Hier soir, voyant arriver la fin du mois et n’ayant toujours pas renoué avec le Coran, j’ai préféré y chercher franchement les questions que Ziad me pose. Je m’oriente donc vers les deux dernières pages de la sourate n°5 (la Table), je déborde sur la sourate n°6 (les Bestiaux)… Et là Ziad me parle, je l’ai devant moi, je ne peux simplement plus l’ignorer. Je ne peux pas identifier Ziad dans cette parole, tout en maintenant mon rapport au Dieu éthéré : Ziad est Dieu, et le texte est beaucoup plus présent que quand je le mettais dans la bouche de la Communauté…

Ce matin vers 11h, après la grande prière de l’Aïd, il m’a semblé que je devais choisir.

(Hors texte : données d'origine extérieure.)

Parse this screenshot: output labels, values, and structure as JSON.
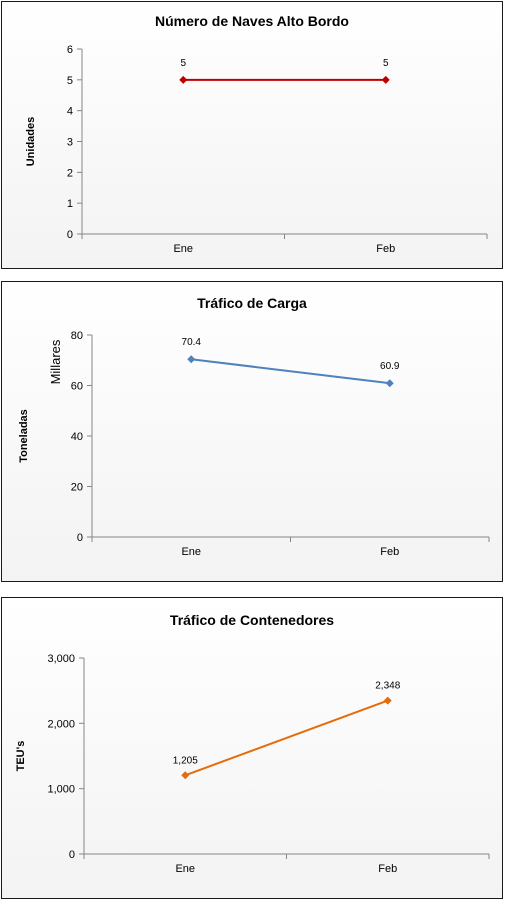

• Première solution : interagir avec Ziad sur Facebook, comme je me suis préparé à le faire à travers mon wiki ; continuer à me prendre pour un jeune interne en psychiatrie, qui prend des notes quotidiennes sur son patient, avec bienveillance, même quand il n’a pas vraiment le temps d’écouter tous ses délires…
• Seconde solution : laisser Ziad envahir ma lecture du Coran. Et plus encore : aller l’y chercher, imaginer qu’il me parle, lire ce texte à la manière dont j’ai lu ses posts, ces dernières semaines, y retrouvant parfaitement l’être familier…
La seconde solution n’est pas forcément la plus orthodoxe, mais je pense qu’elle est en fait la plus raisonnable, au vu de la situation générale.

« Avec la modernité, les musulmans ont noué un pacte avec le Social, en pensant nouer un pacte avec Dieu » (voir notice explicative).
Sous une formulation différente, le diagnostique de Ziad n'est-il pas le même que le mien? Ce pacte que je dénonce dans presque tous mes textes, ne dois-je pas commencer par le rompre moi-même ?
Depuis 16 ans, ma conversion à l’islam m’a en fait enfermé dans un placard, piégé par la réussite de mon ethnographie, dans une communauté musulmane qui refuse d’entendre cette histoire, et sur laquelle je n’ai aucune prise. Le texte lui-même est devenu étrangement lisse, une sorte d’objet communautaire, une routine culturelle à laquelle je me plie, entretenant l’espoir vaguement nostalgique qu’elle m’englobe un jour moi aussi…
Par contre, si je laisse Ziad prendre la place de Dieu, on bascule dans tout autre chose : je leur arrache ce texte, en le faisant partir de ce que je connais. Et que cette relation y disparaisse, qu’elle s’y dissolve. Peut-être est-il vraiment Jésus après tout, qui sait ? Je garde sous le bras ces posts : Ramadan 1445. J’essaierai de les traiter un jour, pour comprendre ce qu’a été notre interaction. S’il est vraiment le Messie redescendu parmi nous, l’analyse nous le dira, mais ce corpus est bien suffisant.